The Web (1947) de Michael Gordon
Bonne petite surprise que ce film noir de notre ami Michael Gordon que je ne connaissais point. Rien d'étincelant, sûrement, au niveau de la mise en scène, mais un casting qui tient solidement la route (Vincent Price en méchant manipulateur plein de morgue, le toujours excellent William Bendix en inspecteur qui cache bien son jeu et notre couple phare composé de l'honnête Edmond O'Brien et de la sublime Ella Raines) et un petit jeu du chat et de la souris, ou disons plutôt en l’occurrence de l'araignée et de la mouche (qui, parmi nos trois hommes, va être capable de prendre dans sa toile sa victime ?...) qui tient en haleine - rah même si, disons le tout de go, on voit venir de loin l'ultime twist, mais ne faisons point trop son malin. On pourrait faire court pour présenter le pitch : Price, puissant homme d'affaires, engage O'Brien (un homme de loi dévoué et droit dans ses bottes) pour jouer les gardes du corps (l'ancien partenaire de Price sortant tout juste de tôle et semblant lui en vouloir à mort) - O'Brien ne se sent pas franchement l'homme de la situation, mais le fait de pouvoir côtoyer la troublante Ella - secrétaire "particulière" de son nouveau boss - et la carotte de 5000 $ ne tardent point à le décider.
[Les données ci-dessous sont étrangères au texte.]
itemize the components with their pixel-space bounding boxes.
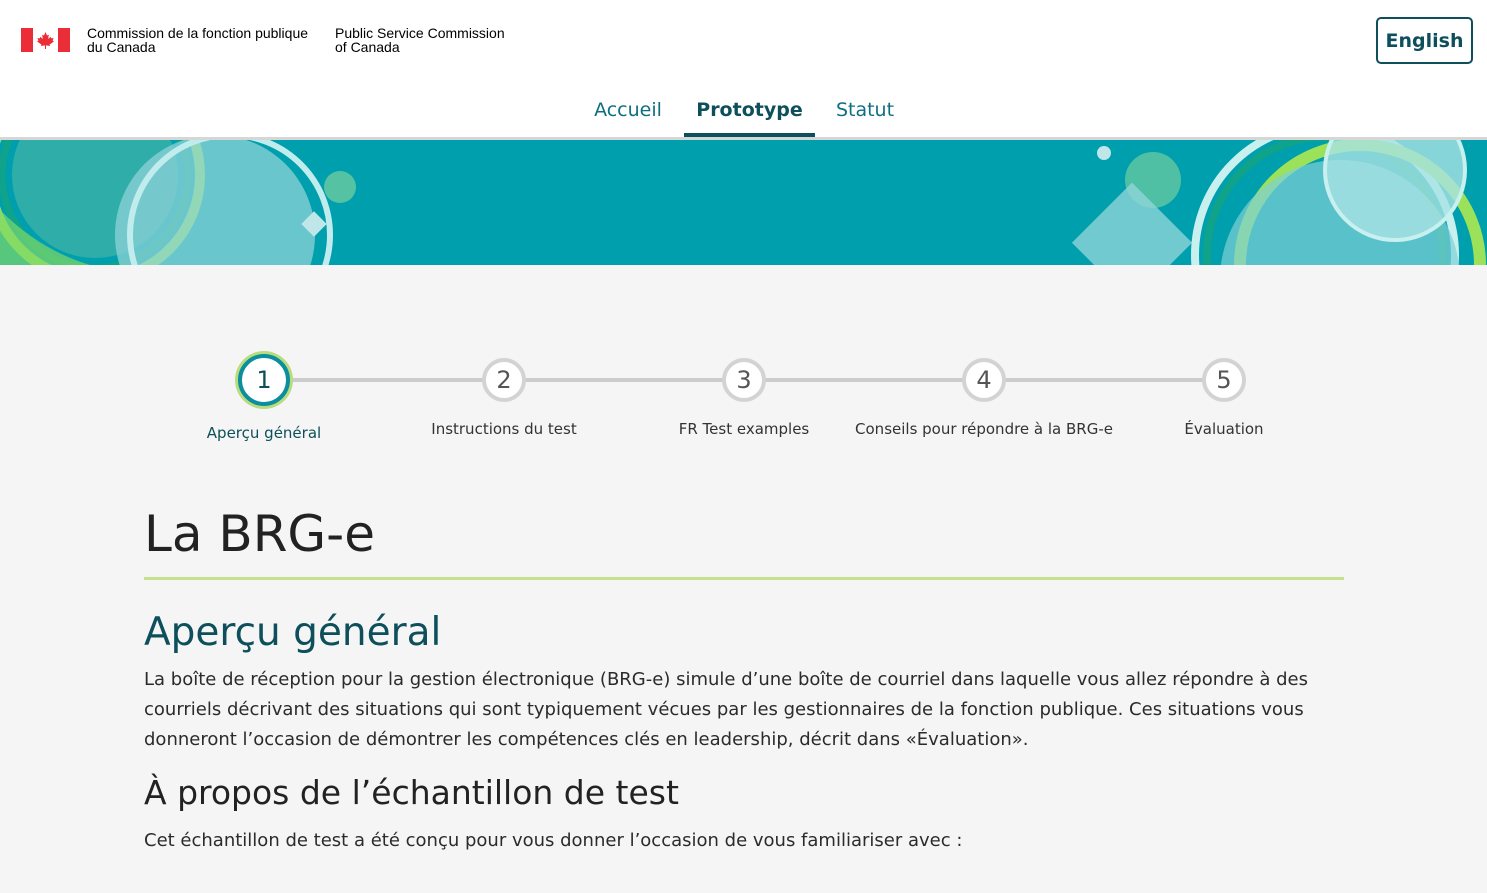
step-2-circle: 2 — [482, 358, 526, 402]
signature-french-line1: Commission de la fonction publique — [87, 25, 309, 41]
main-content: La BRG-e Aperçu général La boîte de réce… — [144, 505, 1344, 856]
nav-item-prototype[interactable]: Prototype — [684, 80, 815, 137]
language-toggle-button[interactable]: English — [1376, 17, 1473, 64]
step-5[interactable]: 5 Évaluation — [1104, 350, 1344, 438]
step-3[interactable]: 3 FR Test examples — [624, 350, 864, 438]
step-1-circle: 1 — [238, 354, 290, 406]
banner-pattern-icon — [0, 140, 1486, 265]
step-2[interactable]: 2 Instructions du test — [384, 350, 624, 438]
main-nav: Accueil Prototype Statut — [0, 80, 1487, 137]
sample-test-heading: À propos de l’échantillon de test — [144, 773, 679, 812]
step-4-label: Conseils pour répondre à la BRG-e — [855, 420, 1113, 438]
overview-paragraph: La boîte de réception pour la gestion él… — [144, 669, 1308, 750]
signature-english-line2: of Canada — [335, 39, 400, 55]
step-1-label: Aperçu général — [206, 424, 322, 442]
decorative-banner — [0, 140, 1487, 265]
signature-french: Commission de la fonction publique du Ca… — [87, 26, 308, 54]
signature-english: Public Service Commission of Canada — [335, 26, 505, 54]
progress-stepper: 1 Aperçu général 2 Instructions du test … — [0, 350, 1487, 450]
step-5-label: Évaluation — [1184, 420, 1264, 438]
step-3-label: FR Test examples — [678, 420, 810, 438]
nav-item-accueil[interactable]: Accueil — [584, 80, 672, 137]
sample-test-intro: Cet échantillon de test a été conçu pour… — [144, 830, 963, 851]
step-4[interactable]: 4 Conseils pour répondre à la BRG-e — [855, 350, 1113, 438]
site-header: Commission de la fonction publique du Ca… — [0, 0, 1487, 140]
signature-english-line1: Public Service Commission — [335, 25, 505, 41]
canada-flag-icon — [21, 28, 70, 52]
step-4-circle: 4 — [962, 358, 1006, 402]
step-2-label: Instructions du test — [431, 420, 577, 438]
step-3-circle: 3 — [722, 358, 766, 402]
signature-french-line2: du Canada — [87, 39, 156, 55]
step-5-circle: 5 — [1202, 358, 1246, 402]
step-1[interactable]: 1 Aperçu général — [144, 350, 384, 442]
page-title: La BRG-e — [144, 505, 1344, 580]
section-title: Aperçu général — [144, 610, 442, 655]
nav-item-statut[interactable]: Statut — [826, 80, 904, 137]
Il décide illico de demander un permis de port d'arme à son pote Bendix, un inspecteur qui a de la bouteille et qui le met en garde contre d'éventuelles envies de jouer les Lucky Luke. Tu parles, William, le soir même O'Brien surprend, dans l'appart de Price, son fameux partenaire avec un gun et il le descend froidement. Ça, c'est un type de confiance diablement efficace - état de légitime défense, le procès est aussi rapide que l'attribution du Goncourt à Houellebecq ; seulement d'après les petites réflexions que lui sort Bendix, O'Brien commence à croire qu'il s'est fait rouler dans la farine comme un bleu, ou disons comme une sole meunière - c'est meilleur... Il décide de mener sa propre enquête, un petit jeu dangereux mais qui lui donne l'occase au passage de recroiser la belle Ella...
Un film qui commence avec une montée d'escaliers au quart de tour pour flinguer un homme et se termine avec une lente descente de ces mêmes escaliers dans le noir vaut déjà le détour (pour ma thèse, of course, voir les épisodes précédents). Ajoutons, au niveau des lieux, une séquence d'ouverture et, surtout, sur la fin dans la fameuse Grand Central Station, et il y a de quoi régaler tout fan de lieux mythiques (oui, je sais, c'est peut-être un peu court pour certains...). Alors bon, pour se faire plus convaincant, évoquons également le rôle troublant de notre héroïne : l'Ella est-elle la parfaite secrétaire obéissant à son boss, prête à user de son charme pour le servir (le type est un bon parti, certes) ? Ou serait-elle capable de n'écouter que son petit coeur qui bat et de tomber amoureuse d'un type plus à la coule (O'Brien qui lui joue son petit numéro dès le départ avec un paquet de sous-entendus "hum-hum" qui amuse) ? Elle pourrait bien être celle qui fait basculer le film en faveur de l'un ou de l'autre... Il est clair que nos deux héros ne sont pas tombés de la dernière pluie et rivalisent en plans bien foireux pour tenter de baiser l'autre ; O'Brien se verrait bien dans le rôle de l'araignée maline mais il ne faudrait point non plus qu'il sous-estime la très fine mouche Price qui n'en est point à son coup d'essai pour se débarrasser d'un témoin gênant... Et puis, puis il y la méga-spider-Bendix, le justicier qui ne dit rien dans son petit coin mais qui tisse aussi, progressivement, ses fils...
On a droit à notre petite romance et ses petits numéros de charme collatéraux finement écrits, à des personnages secondaires (en dehors donc du quatuor) qui marquent des points (je pense en particulier au domestique et homme de main de Price, John Abbot, qu'Obrien compare très justement à Frankenstein - il a la tronche de l'emploi et la même façon ultra creepy de se déplacer dans l'ombre), ou encore à notre lot de rebondissements qui permet jusqu'à la dernière partie de nous demander quelle petite bête va manger l'autre : autant de petits motifs qui rendent la vision de ce film noir relativement plaisante. Pas un chef-d’œuvre, mais une bonne petite toile (je fus prix de l'humour en 1995, rappelons-le, avant de tomber dans le rhum)... bien tissée (le problème, c'est qu'il faut toujours que j'en rajoute).